In context: Security agency ESET found the primary UEFI rootkit that had been used within the wild again in 2018. This sort of persistent menace was once the topic of theoretical discussions amongst safety researchers, however over the previous years, it is grow to be clear that it is much more widespread than beforehand thought, regardless of being comparatively arduous to develop.
This week, Kaspersky researchers revealed a brand new firmware rootkit dubbed “CosmicStrand,” which is believed to be the work of an unknown group of Chinese malicious actors.
Researchers clarify that the rootkit was found in firmware photos of a number of Asus and Gigabyte motherboards geared up with an Intel H81 chipset, one of many longest-living Haswell-era chipsets that was lastly discontinued in 2020.
Since UEFI firmware is the primary piece of code that runs whenever you flip a pc on, this makes CosmicStrand significantly arduous to take away in comparison with different forms of malware. Firmware rootkits are additionally tougher to detect and pave the way in which for hackers to put in extra malware on a goal system.
Simply wiping the storage in your PC will not take away the an infection, and neither will changing storage units altogether. UEFI is actually a small working system that lives inside a non-volatile reminiscence chip, often soldered on the motherboard. This implies that eradicating CosmicStrand requires particular instruments to reimage the flash chip whereas the PC is powered off. Anything else would depart your laptop in an contaminated state.
So far, it seems solely Windows methods in nations like Russia, China, Iran, and Vietnam have been compromised. However, the UEFI implant has been used within the wild since late 2016, which raises the chance that any such an infection is extra widespread than beforehand assumed.

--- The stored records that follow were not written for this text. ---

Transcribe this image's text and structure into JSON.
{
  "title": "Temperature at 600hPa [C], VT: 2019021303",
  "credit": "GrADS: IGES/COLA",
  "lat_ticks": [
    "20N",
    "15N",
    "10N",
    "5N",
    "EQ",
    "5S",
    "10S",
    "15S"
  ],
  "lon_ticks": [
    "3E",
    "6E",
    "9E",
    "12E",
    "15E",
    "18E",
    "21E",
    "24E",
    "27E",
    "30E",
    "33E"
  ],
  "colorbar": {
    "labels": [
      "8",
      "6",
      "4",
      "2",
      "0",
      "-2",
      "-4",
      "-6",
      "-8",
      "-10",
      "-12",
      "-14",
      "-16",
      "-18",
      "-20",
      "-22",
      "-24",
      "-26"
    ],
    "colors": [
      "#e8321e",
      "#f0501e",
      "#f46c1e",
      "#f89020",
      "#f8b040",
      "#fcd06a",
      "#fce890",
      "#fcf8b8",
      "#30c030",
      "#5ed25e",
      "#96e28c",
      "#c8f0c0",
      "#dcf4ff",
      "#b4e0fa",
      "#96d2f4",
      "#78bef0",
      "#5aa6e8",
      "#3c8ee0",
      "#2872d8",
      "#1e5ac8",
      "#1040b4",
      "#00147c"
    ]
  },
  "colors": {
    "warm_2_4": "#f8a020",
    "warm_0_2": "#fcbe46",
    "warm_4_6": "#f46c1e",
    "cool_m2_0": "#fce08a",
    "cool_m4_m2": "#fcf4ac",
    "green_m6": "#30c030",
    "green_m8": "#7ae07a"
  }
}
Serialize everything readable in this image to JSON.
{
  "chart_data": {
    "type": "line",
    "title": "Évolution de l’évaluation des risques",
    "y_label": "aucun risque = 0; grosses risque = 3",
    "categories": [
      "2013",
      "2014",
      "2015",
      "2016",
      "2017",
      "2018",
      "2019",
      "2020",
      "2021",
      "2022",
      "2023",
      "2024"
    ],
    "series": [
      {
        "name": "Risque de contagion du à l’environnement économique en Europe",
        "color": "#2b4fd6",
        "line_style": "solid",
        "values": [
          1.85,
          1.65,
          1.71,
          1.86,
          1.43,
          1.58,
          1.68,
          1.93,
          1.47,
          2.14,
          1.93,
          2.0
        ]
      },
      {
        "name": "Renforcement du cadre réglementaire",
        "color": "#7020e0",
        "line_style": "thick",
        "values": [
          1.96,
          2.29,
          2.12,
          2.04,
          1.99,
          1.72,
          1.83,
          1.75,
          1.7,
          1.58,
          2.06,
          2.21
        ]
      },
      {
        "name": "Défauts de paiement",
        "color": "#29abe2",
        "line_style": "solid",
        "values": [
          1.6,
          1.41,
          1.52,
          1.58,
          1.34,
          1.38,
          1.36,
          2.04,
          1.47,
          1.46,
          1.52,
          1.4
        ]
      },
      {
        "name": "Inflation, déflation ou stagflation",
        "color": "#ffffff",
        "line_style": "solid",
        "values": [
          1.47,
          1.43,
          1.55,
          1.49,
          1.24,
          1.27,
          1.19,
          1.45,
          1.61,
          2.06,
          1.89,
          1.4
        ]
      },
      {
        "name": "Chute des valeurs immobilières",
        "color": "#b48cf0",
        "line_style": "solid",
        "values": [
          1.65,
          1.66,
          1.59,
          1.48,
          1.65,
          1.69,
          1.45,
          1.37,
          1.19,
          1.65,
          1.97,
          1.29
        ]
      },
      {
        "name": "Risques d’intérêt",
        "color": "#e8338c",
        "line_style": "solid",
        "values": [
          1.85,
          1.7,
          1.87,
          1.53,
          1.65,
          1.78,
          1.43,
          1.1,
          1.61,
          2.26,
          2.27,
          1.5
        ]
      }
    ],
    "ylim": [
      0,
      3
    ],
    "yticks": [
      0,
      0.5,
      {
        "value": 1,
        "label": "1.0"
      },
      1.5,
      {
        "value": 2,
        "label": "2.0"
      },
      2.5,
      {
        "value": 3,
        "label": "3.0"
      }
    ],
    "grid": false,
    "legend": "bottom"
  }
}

Back in 2017, safety agency Qihoo360 found what may have been an early variant of CosmicStrand. In newer years, researchers discovered extra UEFI rootkits akin to MosaicRegressor, FinSpy, ESpecter, and MoonBounce.
As for CosmicStrand, it is a very potent malware that is lower than 100 kilobytes in dimension. Not a lot is thought about the way it ended up on the goal methods, however the way in which it really works is easy. First, it infects the boot course of by setting so-called “hooks” into sure factors of the execution circulate, thus including the performance the attacker wants to change the Windows kernel loader earlier than it’s executed.
From there, the attackers can set up one other hook within the type of a operate within the Windows kernel that is known as in a subsequent boot course of. This operate deploys a shellcode in reminiscence that may contact a command-and-control server and obtain extra malware on the contaminated PC.
CosmicStrand may also disable kernel protections like PatchGuard (referred to as Microsoft Kernel Patch Protection), which is a vital Windows safety function. There are additionally some similarities when it comes to code patterns between CosmicStrand and malware associated to the MyKings botnet, which has been used to deploy cryptominers on victims’ computer systems.
Kaspersky researchers are frightened that CosmicStrand could also be one among many firmware rootkits which have managed to remain hidden for years. They word that “the a number of rootkits found to date proof a blind spot in our trade that must be addressed sooner quite than later.”